Cisco IP-telefoons ondersteunen het SIP-protocol wanneer de telefoons werken met alleen IPv6, alleen IPv4, of met zowel IPv4
als IPv6.
|
Transmission Control Protocol (TCP)
|
TCP is een verbindingsgericht transportprotocol.
|
Cisco IP-telefoons gebruiken TCP voor verbinding met Cisco Unified Communications Manager en toegang tot XML-services.
|
Transport Layer Security (TLS)
|
TLS is een standaardprotocol voor het beveiligen en verifiëren van communicatie.
|
Bij de implementatie van beveiliging gebruiken Cisco IP-telefoons het TLS-protocol bij het veilig registreren bij de Cisco
Unified Communications Manager.
|
Trivial File Transfer Protocol (TFTP)
|
TFTP zorgt dat u bestanden over het netwerk kunt verzenden.
Op de Cisco IP-telefoon kunt u met TFTP een configuratiebestand ophalen dat specifiek is voor het telefoontype.
|
TFTP vereist een TFTP-server in uw netwerk, die automatisch kan worden aangegeven door de DHCP-server. Als u wilt dat een
telefoon een TFTP-server gebruikt die afwijkt van degene die is opgegeven door de DHCP-server, kunt u handmatig het IP-adres
van de TFTP-server toewijzen via het menu Netwerkinstellingen op de telefoon.

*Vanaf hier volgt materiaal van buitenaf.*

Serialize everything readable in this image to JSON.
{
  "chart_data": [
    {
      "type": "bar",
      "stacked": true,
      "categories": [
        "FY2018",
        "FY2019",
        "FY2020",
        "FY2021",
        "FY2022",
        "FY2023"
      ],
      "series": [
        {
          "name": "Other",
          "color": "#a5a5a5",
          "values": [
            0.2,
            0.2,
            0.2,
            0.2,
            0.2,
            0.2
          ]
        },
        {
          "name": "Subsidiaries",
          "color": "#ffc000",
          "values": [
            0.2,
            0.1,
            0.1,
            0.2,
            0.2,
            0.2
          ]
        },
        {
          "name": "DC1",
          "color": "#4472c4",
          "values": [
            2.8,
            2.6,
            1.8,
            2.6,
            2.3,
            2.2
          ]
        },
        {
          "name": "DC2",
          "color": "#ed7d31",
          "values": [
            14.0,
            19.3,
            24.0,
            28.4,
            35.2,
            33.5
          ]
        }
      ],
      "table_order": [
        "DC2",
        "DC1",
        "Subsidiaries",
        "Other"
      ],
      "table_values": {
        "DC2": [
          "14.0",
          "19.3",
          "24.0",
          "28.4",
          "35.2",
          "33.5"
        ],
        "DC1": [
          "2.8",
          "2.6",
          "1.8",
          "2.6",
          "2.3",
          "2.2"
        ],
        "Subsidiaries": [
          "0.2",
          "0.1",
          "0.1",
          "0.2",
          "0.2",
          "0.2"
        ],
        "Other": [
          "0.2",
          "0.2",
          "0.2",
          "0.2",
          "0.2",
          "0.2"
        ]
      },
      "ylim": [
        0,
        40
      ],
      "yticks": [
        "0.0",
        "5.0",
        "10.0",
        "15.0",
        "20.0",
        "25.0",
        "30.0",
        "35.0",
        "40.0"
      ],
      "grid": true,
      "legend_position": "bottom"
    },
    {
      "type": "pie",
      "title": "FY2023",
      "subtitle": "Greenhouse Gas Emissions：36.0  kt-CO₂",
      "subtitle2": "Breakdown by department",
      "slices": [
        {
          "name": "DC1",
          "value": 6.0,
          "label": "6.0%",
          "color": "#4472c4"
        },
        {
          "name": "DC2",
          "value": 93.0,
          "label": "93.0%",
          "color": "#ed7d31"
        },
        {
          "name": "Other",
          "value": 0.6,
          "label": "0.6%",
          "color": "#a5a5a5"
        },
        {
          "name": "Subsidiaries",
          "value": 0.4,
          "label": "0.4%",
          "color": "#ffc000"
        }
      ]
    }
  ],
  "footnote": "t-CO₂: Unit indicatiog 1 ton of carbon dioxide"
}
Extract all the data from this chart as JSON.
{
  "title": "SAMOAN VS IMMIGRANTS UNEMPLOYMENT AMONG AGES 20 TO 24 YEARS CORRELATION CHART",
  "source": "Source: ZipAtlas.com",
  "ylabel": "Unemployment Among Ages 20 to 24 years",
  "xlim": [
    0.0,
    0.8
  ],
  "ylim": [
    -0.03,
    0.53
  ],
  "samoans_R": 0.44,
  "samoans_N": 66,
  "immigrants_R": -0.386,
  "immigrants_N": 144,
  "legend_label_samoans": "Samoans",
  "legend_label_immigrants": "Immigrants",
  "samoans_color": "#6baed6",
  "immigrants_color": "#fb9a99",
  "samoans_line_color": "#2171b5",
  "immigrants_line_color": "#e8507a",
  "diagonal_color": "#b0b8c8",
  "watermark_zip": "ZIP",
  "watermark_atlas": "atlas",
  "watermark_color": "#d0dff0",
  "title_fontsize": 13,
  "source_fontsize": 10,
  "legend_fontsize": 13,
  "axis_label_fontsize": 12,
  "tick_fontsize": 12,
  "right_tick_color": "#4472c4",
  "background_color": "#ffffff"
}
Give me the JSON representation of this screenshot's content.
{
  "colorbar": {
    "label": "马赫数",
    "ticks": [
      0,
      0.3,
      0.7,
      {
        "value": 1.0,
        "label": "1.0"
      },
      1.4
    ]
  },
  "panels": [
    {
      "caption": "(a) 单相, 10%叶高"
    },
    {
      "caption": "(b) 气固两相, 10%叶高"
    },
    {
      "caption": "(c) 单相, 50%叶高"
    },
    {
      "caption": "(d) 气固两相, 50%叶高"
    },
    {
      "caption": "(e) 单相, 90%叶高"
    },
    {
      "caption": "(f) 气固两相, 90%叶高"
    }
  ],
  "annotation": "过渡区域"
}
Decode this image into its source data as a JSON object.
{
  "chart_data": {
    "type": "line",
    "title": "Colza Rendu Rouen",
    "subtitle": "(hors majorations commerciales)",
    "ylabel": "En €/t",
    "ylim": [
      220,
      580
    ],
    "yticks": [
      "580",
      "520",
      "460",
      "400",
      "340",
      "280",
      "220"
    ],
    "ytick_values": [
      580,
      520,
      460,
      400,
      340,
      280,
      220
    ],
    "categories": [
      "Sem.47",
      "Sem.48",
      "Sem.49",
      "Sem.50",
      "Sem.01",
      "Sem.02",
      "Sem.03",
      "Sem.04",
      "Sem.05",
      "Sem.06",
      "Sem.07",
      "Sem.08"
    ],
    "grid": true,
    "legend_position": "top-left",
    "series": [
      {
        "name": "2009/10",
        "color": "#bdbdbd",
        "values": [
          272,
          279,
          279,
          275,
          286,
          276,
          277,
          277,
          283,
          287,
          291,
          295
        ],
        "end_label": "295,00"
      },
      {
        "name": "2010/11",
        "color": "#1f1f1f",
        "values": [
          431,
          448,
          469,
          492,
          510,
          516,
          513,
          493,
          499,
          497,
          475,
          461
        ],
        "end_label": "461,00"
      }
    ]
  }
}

Voor meer informatie raadpleegt u de documentatie bij uw specifieke versie van Cisco Unified Communications Manager.
|
User Datagram Protocol (UDP)
|
UDP is een verbindingsloos berichtenprotocol voor het leveren van gegevenspakketten.
|
UDP wordt alleen gebruikt voor RTP-stromen. SIP-signalering op de telefoons ondersteunt niet UDP.